Proposition. Let $f$ have finitely many poles in $\mathbb{C}$ all lying in $\tilde{\mathbb{C}}=\mathbb{C}-\{z:\mbox{Re}\,z\geq 0\},$ $a\in\mathbb{C}-\mathbb{Z},$ and both $\lim_{z\to 0}f(z)z^a=0$ and $\lim_{z\to\infty}f(z)z^a=0.$ Then

$\displaystyle\int_0^\infty x^{a-1}f(x)\,dx=\frac{2\pi i}{1-e^{2\pi ia}}\sum_{p\in\tilde{\mathbb{C}}}\mbox{res}_p(z^{a-1}f(z)).$

Proof. We first choose a nonprincipal branch of the logarithm compatible with this situation. Let $z=|z|e^{i\theta}$ for $\theta\in[0,2\pi)$ and then set $\ln z=\ln |z| +i\theta$ and $z^a=\exp(a\ln z).$ Then these functions are holomorphic on $\tilde{\mathbb{C}}.$ One other lemma we need is the following: if $I$ is a compact interval on the positive real axis and $\varepsilon>0,$ then $\lim_{\varepsilon\to 0}(x+i\varepsilon)^a=x^a$ and $\lim_{\varepsilon\to 0}(x-i\varepsilon)^a=x^ae^{2\pi ia},$ and the convergence is uniform.

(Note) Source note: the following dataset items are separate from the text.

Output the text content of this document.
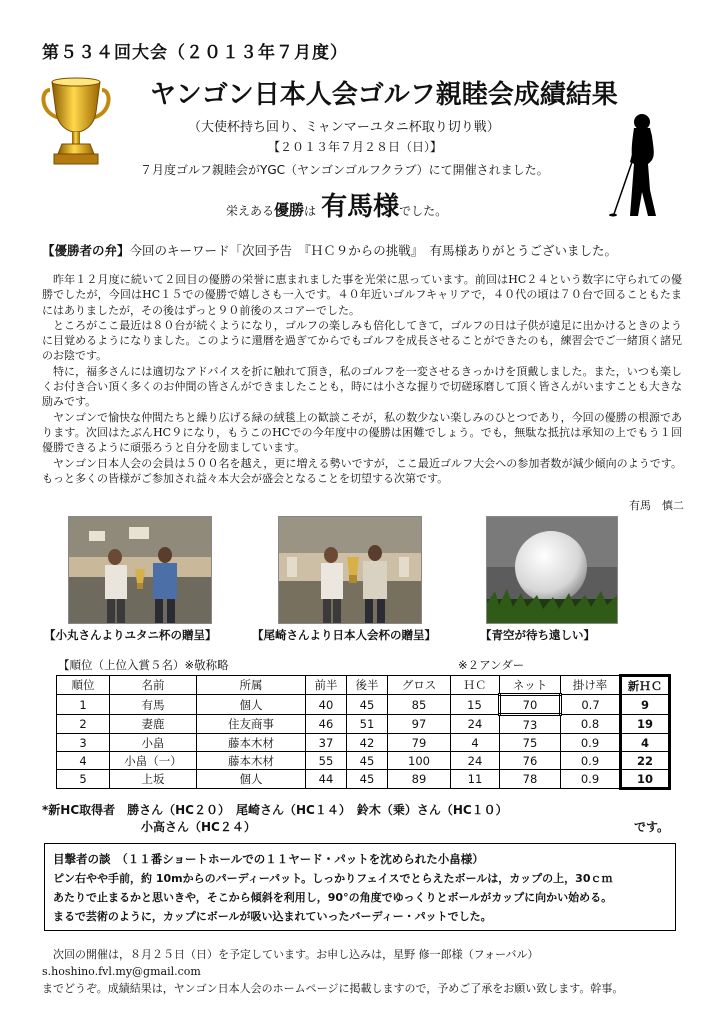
第５３４回大会（２０１３年７月度）
ヤンゴン日本人会ゴルフ親睦会成績結果
（大使杯持ち回り、ミャンマーユタニ杯取り切り戦）
【２０１３年７月２８日（日）】
７月度ゴルフ親睦会がYGC（ヤンゴンゴルフクラブ）にて開催されました。
栄えある優勝は 有馬様でした。
【優勝者の弁】今回のキーワード「次回予告　『ＨＣ９からの挑戦』　有馬様ありがとうございました。

昨年１２月度に続いて２回目の優勝の栄誉に恵まれました事を光栄に思っています。前回はHC２４という数字に守られての優勝でしたが，今回はHC１５での優勝で嬉しさも一入です。４０年近いゴルフキャリアで，４０代の頃は７０台で回ることもたまにはありましたが，その後はずっと９０前後のスコアーでした。

ところがここ最近は８０台が続くようになり，ゴルフの楽しみも倍化してきて，ゴルフの日は子供が遠足に出かけるときのように目覚めるようになりました。このように還暦を過ぎてからでもゴルフを成長させることができたのも，練習会でご一緒頂く諸兄のお陰です。

特に，福多さんには適切なアドバイスを折に触れて頂き，私のゴルフを一変させるきっかけを頂戴しました。また，いつも楽しくお付き合い頂く多くのお仲間の皆さんができましたことも，時には小さな握りで切磋琢磨して頂く皆さんがいますことも大きな励みです。

ヤンゴンで愉快な仲間たちと繰り広げる緑の絨毯上の歓談こそが，私の数少ない楽しみのひとつであり，今回の優勝の根源であります。次回はたぶんHC９になり，もうこのHCでの今年度中の優勝は困難でしょう。でも，無駄な抵抗は承知の上でもう１回優勝できるように頑張ろうと自分を励ましています。

ヤンゴン日本人会の会員は５００名を越え，更に増える勢いですが，ここ最近ゴルフ大会への参加者数が減少傾向のようです。もっと多くの皆様がご参加され益々本大会が盛会となることを切望する次第です。

有馬　慎二
【小丸さんよりユタニ杯の贈呈】	【尾崎さんより日本人会杯の贈呈】	【青空が待ち遠しい】
【順位（上位入賞５名）※敬称略	※２アンダー
順位	名前	所属	前半	後半	グロス	ＨＣ	ネット	掛け率	新ＨＣ
1	有馬	個人	40	45	85	15	70	0.7	9
2	妻鹿	住友商事	46	51	97	24	73	0.8	19
3	小畠	藤本木材	37	42	79	4	75	0.9	4
4	小畠（一）	藤本木材	55	45	100	24	76	0.9	22
5	上坂	個人	44	45	89	11	78	0.9	10
*新HC取得者　勝さん（HC２０）　尾崎さん（HC１４）　鈴木（乗）さん（HC１０）
小高さん（HC２４）	です。
目撃者の談　（１１番ショートホールでの１１ヤード・パットを沈められた小畠様）
ピン右やや手前，約 10mからのパーディーパット。しっかりフェイスでとらえたボールは，カップの上，30ｃｍ
あたりで止まるかと思いきや，そこから傾斜を利用し，90°の角度でゆっくりとボールがカップに向かい始める。
まるで芸術のように，カップにボールが吸い込まれていったバーディー・パットでした。

次回の開催は，８月２５日（日）を予定しています。お申し込みは，星野 修一郎様（フォーバル）s.hoshino.fvl.my@gmail.com

までどうぞ。成績結果は，ヤンゴン日本人会のホームページに掲載しますので，予めご了承をお願い致します。幹事。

Note that we have $\lim_{\varepsilon\to 0}\ln(x+i\varepsilon)=\ln z$ and $\lim_{\varepsilon\to 0}\ln(x-i\varepsilon)=\lim_{\varepsilon\to 0}\ln|x-i\varepsilon|+i\theta=\ln (x)+2\pi i,$ which gives the result of the lemma.

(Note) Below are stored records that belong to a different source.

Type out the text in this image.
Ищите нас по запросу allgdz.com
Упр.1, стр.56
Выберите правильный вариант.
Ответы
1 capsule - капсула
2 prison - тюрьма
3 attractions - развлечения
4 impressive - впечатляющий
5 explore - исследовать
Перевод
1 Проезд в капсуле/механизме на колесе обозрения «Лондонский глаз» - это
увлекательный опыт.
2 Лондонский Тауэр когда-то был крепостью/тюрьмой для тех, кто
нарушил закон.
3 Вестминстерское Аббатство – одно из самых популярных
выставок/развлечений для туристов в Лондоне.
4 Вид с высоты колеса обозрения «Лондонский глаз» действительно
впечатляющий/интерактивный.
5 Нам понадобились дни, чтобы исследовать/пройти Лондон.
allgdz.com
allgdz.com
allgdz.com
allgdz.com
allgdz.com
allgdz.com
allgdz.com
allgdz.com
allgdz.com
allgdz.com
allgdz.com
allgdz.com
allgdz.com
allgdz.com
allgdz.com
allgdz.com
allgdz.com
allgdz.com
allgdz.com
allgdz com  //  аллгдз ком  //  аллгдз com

Now to integrate the function, we consider the complex function $z^{a-1}f(z)$ and the contour given by

with $\gamma=\gamma_1+\gamma_2+\gamma_3+\gamma_4.$ Then by the residue theorem

$\displaystyle\lim_{\varepsilon\to 0}\lim_{r\to 0}\lim_{s\to\infty}\int_\gamma z^{a-1}f(z)\,dz=2\pi i\sum_{p\in\tilde{\mathbb{C}}}\mbox{res}_p(z^{a-1}f(z)),$

For $\gamma_2$ we have

$\displaystyle\left|\int_{\gamma_2}z^{a-1}f(z)\,dz\right|\leq 2\pi s|z^{a-1}f(z)|=2\pi |z^af(z)|$

since $|z|=s$ on $\gamma_2.$ We have a similar bound for $\gamma_4.$ Now due to the assumption of the proposition, it follows that $|z^af(z)|\to 0$ and hence $\int_{\gamma_2}z^{a-1}f$ and $\int_{\gamma_4}z^{a-1}f$ go to $0$ as $\varepsilon\to 0$ and $r,s\to\infty.$